Taboo as it might be to celebrate old white men who don’t speak of women in the most ostensibly flattering of lights, Bukowski is my all-time favorite poet and another discovery I can attribute to hubs and a fateful evening with the film Factotum early in our relationship.
But the relevance here isn’t how often I give the things my husband loves a chance to world-unlocking success: It’s how, at some point a number of years ago, I became convinced that there were recordings of William S. Burroughs giving a series of Bukowski poems the spoken-word treatment.
I have no idea why I was so convinced of a literary performance melding two incongruous forces or why I was so convinced it involved these specifics giants of self-destruction. And having no musical aptitude, I couldn’t account for how vivid and funky and catchy the tune I was trying to place was. There was no way I’d imagined such an infernal earworm no matter what sequence of questionable decisions and ingestions conspired to create it. It was too specific and concrete. It had to exist somewhere outside me.
I can’t even quantify the tunnel-visioned effort I put into proving the existence of something I must have conjured up in one of those dreams that isn’t clearly either an imagined reality or a fuzzily recalled one. I still wouldn’t be convinced that the pink elephants I’d been chasing were completely hallucinatory constructions if I hadn’t come back around to this posthumously released collection of Jim Morrison’s poetry.

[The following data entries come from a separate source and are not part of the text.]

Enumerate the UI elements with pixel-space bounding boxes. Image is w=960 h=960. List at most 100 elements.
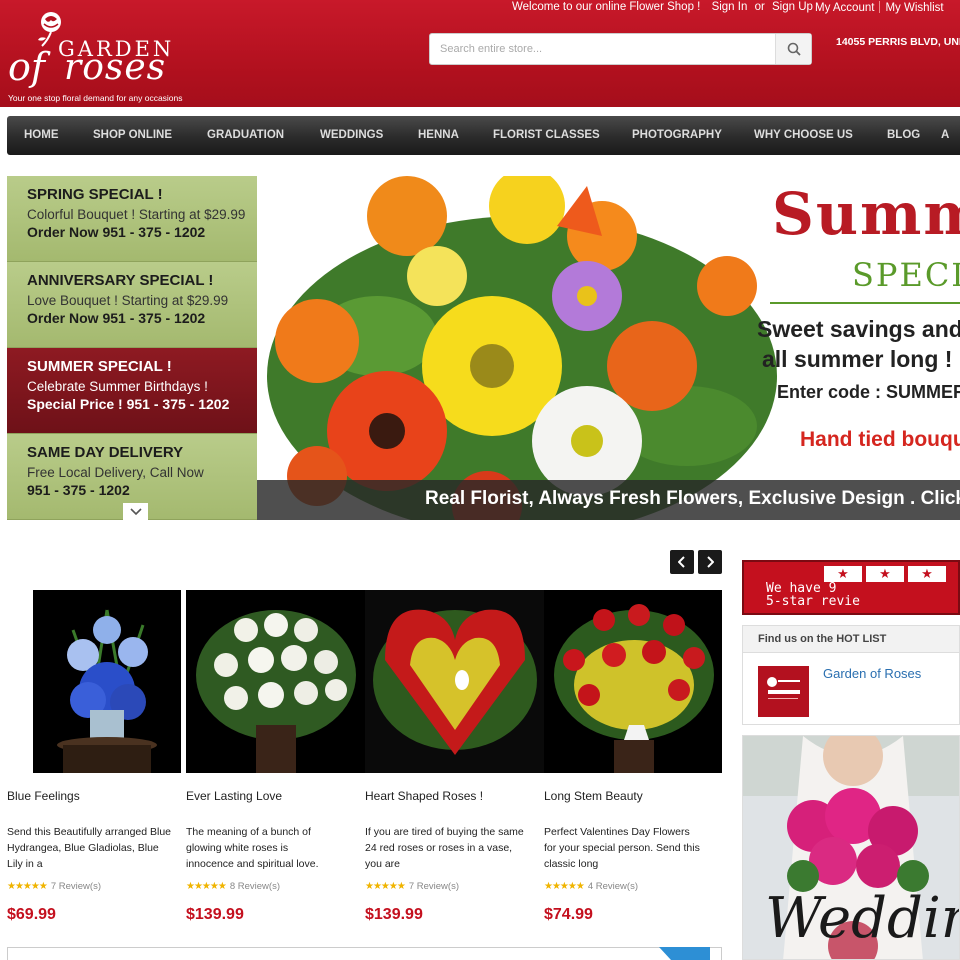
- banner-headline: Summ: [772, 180, 960, 248]
- review-stars: ★ ★ ★: [824, 565, 950, 583]
- product-image-long-stem-beauty[interactable]: [544, 590, 722, 773]
- product-photo: [544, 590, 722, 773]
- review-count-link[interactable]: 7 Review(s): [51, 881, 101, 892]
- review-count-link[interactable]: 7 Review(s): [409, 881, 459, 892]
- carousel-prev-button[interactable]: [670, 550, 694, 574]
- special-phone: Order Now 951 - 375 - 1202: [27, 224, 206, 240]
- special-description: Free Local Delivery, Call Now: [27, 465, 204, 480]
- product-name[interactable]: Blue Feelings: [7, 789, 80, 803]
- nav-item-home[interactable]: HOME: [24, 116, 59, 155]
- star-rating-icon: ★★★★★: [365, 881, 406, 892]
- banner-hand-tied: Hand tied bouqu: [800, 428, 960, 451]
- banner-promo-code: Enter code : SUMMER: [777, 382, 960, 402]
- product-photo: [365, 590, 544, 773]
- special-phone: Order Now 951 - 375 - 1202: [27, 310, 206, 326]
- product-rating: ★★★★★ 8 Review(s): [186, 881, 280, 892]
- product-photo: [186, 590, 365, 773]
- chevron-left-icon: [678, 556, 685, 568]
- site-logo[interactable]: GARDEN of roses Your one stop floral dem…: [6, 10, 206, 105]
- search-button[interactable]: [775, 34, 811, 64]
- nav-item-weddings[interactable]: WEDDINGS: [320, 116, 383, 155]
- special-description: Love Bouquet ! Starting at $29.99: [27, 293, 229, 308]
- product-name[interactable]: Long Stem Beauty: [544, 789, 643, 803]
- search-input[interactable]: [430, 34, 775, 64]
- product-rating: ★★★★★ 7 Review(s): [365, 881, 459, 892]
- my-account-link[interactable]: My Account: [815, 2, 874, 14]
- star-icon: ★: [908, 566, 946, 582]
- product-image-blue-feelings[interactable]: [33, 590, 181, 773]
- specials-menu: SPRING SPECIAL ! Colorful Bouquet ! Star…: [7, 176, 257, 520]
- nav-item-more[interactable]: A: [941, 116, 949, 155]
- chevron-down-icon: [129, 507, 142, 515]
- product-description: If you are tired of buying the same 24 r…: [365, 826, 524, 870]
- nav-item-photography[interactable]: PHOTOGRAPHY: [632, 116, 722, 155]
- review-count-link[interactable]: 4 Review(s): [588, 881, 638, 892]
- star-icon: ★: [824, 566, 862, 582]
- welcome-text: Welcome to our online Flower Shop !: [512, 1, 701, 13]
- welcome-bar: Welcome to our online Flower Shop ! Sign…: [512, 1, 813, 13]
- wedding-heading: Wedding: [765, 886, 959, 951]
- account-links: My Account My Wishlist: [815, 1, 944, 14]
- star-rating-icon: ★★★★★: [7, 881, 48, 892]
- special-title: SPRING SPECIAL !: [27, 186, 163, 203]
- flower-bouquet-image: [257, 176, 782, 520]
- hotlist-business-link[interactable]: Garden of Roses: [823, 666, 921, 681]
- site-header: GARDEN of roses Your one stop floral dem…: [0, 0, 960, 107]
- nav-item-graduation[interactable]: GRADUATION: [207, 116, 284, 155]
- banner-divider: [770, 302, 960, 304]
- nav-item-henna[interactable]: HENNA: [418, 116, 459, 155]
- nav-item-shop-online[interactable]: SHOP ONLINE: [93, 116, 172, 155]
- rose-icon: [758, 666, 809, 717]
- special-description: Celebrate Summer Birthdays !: [27, 379, 208, 394]
- nav-item-florist-classes[interactable]: FLORIST CLASSES: [493, 116, 600, 155]
- product-rating: ★★★★★ 7 Review(s): [7, 881, 101, 892]
- special-description: Colorful Bouquet ! Starting at $29.99: [27, 207, 246, 222]
- review-count-link[interactable]: 8 Review(s): [230, 881, 280, 892]
- star-rating-icon: ★★★★★: [544, 881, 585, 892]
- or-text: or: [754, 1, 765, 13]
- product-price: $74.99: [544, 906, 593, 923]
- product-description: Send this Beautifully arranged Blue Hydr…: [7, 826, 172, 870]
- product-photo: [33, 590, 181, 773]
- link-divider: [879, 1, 881, 13]
- five-star-reviews-banner[interactable]: ★ ★ ★ We have 9 5-star revie: [742, 560, 960, 615]
- wedding-promo[interactable]: Wedding: [742, 735, 960, 960]
- special-phone: Special Price ! 951 - 375 - 1202: [27, 396, 230, 412]
- product-image-ever-lasting-love[interactable]: [186, 590, 365, 773]
- sign-up-link[interactable]: Sign Up: [772, 1, 813, 13]
- banner-caption-bar: Real Florist, Always Fresh Flowers, Excl…: [257, 480, 960, 520]
- main-nav: HOME SHOP ONLINE GRADUATION WEDDINGS HEN…: [7, 116, 960, 155]
- hotlist-widget: Find us on the HOT LIST Garden of Roses: [742, 625, 960, 725]
- logo-text-of: of: [8, 45, 45, 89]
- search-box: [429, 33, 812, 65]
- banner-savings-line-1: Sweet savings and: [757, 316, 960, 342]
- special-anniversary[interactable]: ANNIVERSARY SPECIAL ! Love Bouquet ! Sta…: [7, 262, 257, 348]
- nav-item-blog[interactable]: BLOG: [887, 116, 920, 155]
- store-address: 14055 PERRIS BLVD, UNIT: [836, 36, 960, 48]
- special-title: SAME DAY DELIVERY: [27, 444, 184, 461]
- product-price: $69.99: [7, 906, 56, 923]
- nav-item-why-choose-us[interactable]: WHY CHOOSE US: [754, 116, 853, 155]
- specials-scroll-down-button[interactable]: [123, 503, 148, 520]
- bottom-panel: [7, 947, 722, 960]
- special-summer[interactable]: SUMMER SPECIAL ! Celebrate Summer Birthd…: [7, 348, 257, 434]
- product-price: $139.99: [186, 906, 244, 923]
- carousel-next-button[interactable]: [698, 550, 722, 574]
- banner-subhead: SPECI: [852, 256, 960, 294]
- product-price: $139.99: [365, 906, 423, 923]
- banner-savings-line-2: all summer long !: [762, 346, 953, 372]
- sign-in-link[interactable]: Sign In: [712, 1, 748, 13]
- special-phone: 951 - 375 - 1202: [27, 482, 130, 498]
- product-name[interactable]: Ever Lasting Love: [186, 789, 282, 803]
- special-spring[interactable]: SPRING SPECIAL ! Colorful Bouquet ! Star…: [7, 176, 257, 262]
- hotlist-title: Find us on the HOT LIST: [743, 626, 959, 653]
- my-wishlist-link[interactable]: My Wishlist: [885, 2, 943, 14]
- hotlist-logo[interactable]: [758, 666, 809, 717]
- logo-tagline: Your one stop floral demand for any occa…: [8, 93, 183, 103]
- hero-banner[interactable]: Summ SPECI Sweet savings and all summer …: [257, 176, 960, 520]
- product-image-heart-shaped-roses[interactable]: [365, 590, 544, 773]
- special-title: ANNIVERSARY SPECIAL !: [27, 272, 214, 289]
- product-name[interactable]: Heart Shaped Roses !: [365, 789, 483, 803]
- product-description: Perfect Valentines Day Flowers for your …: [544, 826, 700, 870]
- logo-text-roses: roses: [64, 47, 167, 88]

Realizing how far off the mark I was and how this marriage of minds I wanted so badly to believe in was a total disappointment, but it was kind of a relief to track down both the source and proof of this thing I was starting to wonder was evidence that I’m a little more disconnected from reality than I give myself credit for. And I do love that it’s just as off-puttingly uptempo but persistently ominous as I had built it up to be.